- Official movie poster
- Directed by: Romy Suzara
- Screenplay by: Felix Dalay; Jojo Lapus; Romy Suzara;
- Story by: Felix Dalay; Jojo Lapus;
- Produced by: Jose Mari M. Bautista
- Starring: Donna Cruz; Bong Revilla;
- Cinematography: Danny Bustos
- Edited by: Renato de Leon
- Music by: Jaime Fabregas
- Production companies: Mahogany Pictures; Viva Films;
- Distributed by: Viva Films
- Release date: June 27, 1996;
- Running time: 115 minutes
- Country: Philippines
- Language: Filipino

= Pag-ibig Ko Sayo'y Totoo =

Philippine romantic action film

Pag-ibig Ko Sayo'y Totoo is a 1996 Philippine romantic action film directed by Romy Suzara. The film stars Bong Revilla and Donna Cruz. It is named after Blue Jeans' hit song Paniwalaan Mo.
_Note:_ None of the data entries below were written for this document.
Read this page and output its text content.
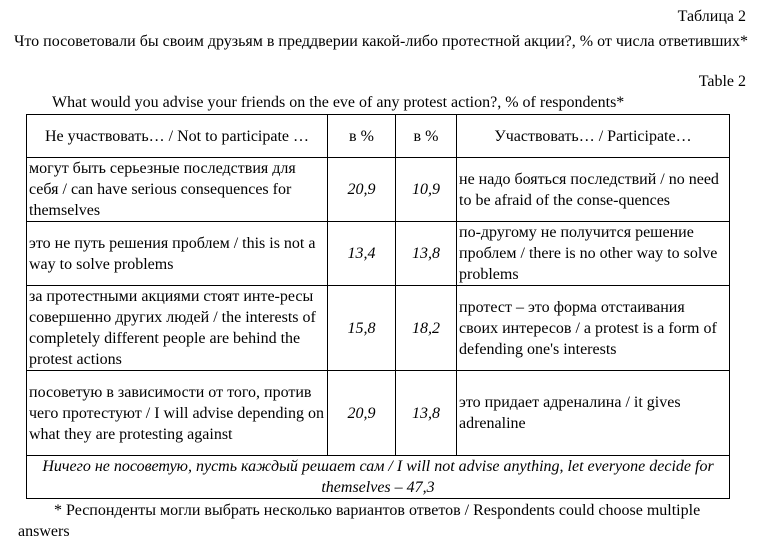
Таблица 2
Что посоветовали бы своим друзьям в преддверии какой-либо протестной акции?, % от числа ответивших*
Table 2
What would you advise your friends on the eve of any protest action?, % of respondents*
Не участвовать… / Not to participate …	в %	в %	Участвовать… / Participate…
могут быть серьезные последствия для себя / can have serious consequences for themselves	20,9	10,9	не надо бояться последствий / no need to be afraid of the conse-quences
это не путь решения проблем / this is not a way to solve problems	13,4	13,8	по-другому не получится решение проблем / there is no other way to solve problems
за протестными акциями стоят инте-ресы совершенно других людей / the interests of completely different people are behind the protest actions	15,8	18,2	протест – это форма отстаивания своих интересов / a protest is a form of defending one's interests
посоветую в зависимости от того, против чего протестуют / I will advise depending on what they are protesting against	20,9	13,8	это придает адреналина / it gives adrenaline
Ничего не посоветую, пусть каждый решает сам / I will not advise anything, let everyone decide for themselves – 47,3			
* Респонденты могли выбрать несколько вариантов ответов / Respondents could choose multiple answers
The film is streaming online on YouTube.

==Synopsis==
Despite grieving for the death of his fiancee, Lt. Mario Romero, a law enforcer has accepted his assignment of protecting Dulce, daughter of a businessman who is targeted by rival enemies.

==Cast==
- Bong Revilla as Lt. Mario Romero
- Nanette Medved as Beth
- Donna Cruz as Dulce
- Paquito Diaz as Mr. Diaz
- Tirso Cruz III as Manny Diaz
- E. R. Ejercito as Jett Diaz
- Ernie Zarate as Cmdre. Manalo
- Ramil Rodriguez as Mr. Lopez
- Mia Gutierrez as Mrs. Lopez
- Dexter Doria as Beth's Mother
- Idda Yaneza as Yaya Charing
- Val Iglesias as Ilagan
- Edwin Reyes as Rodrigo
- Atoy Co as Cortez
- Erick Torrente as Torrente
- Berting Labra as Tata Berting

==Production==
Ikaw Lang at Ako, the Tagalog version of Only Me and You, was later on included in Donna Cruz's 1996 album Habang May Buhay as a bonus track. Both versions of the song were used in the film, with the former being a medley with Blue Jeans' Paniwalaan Mo.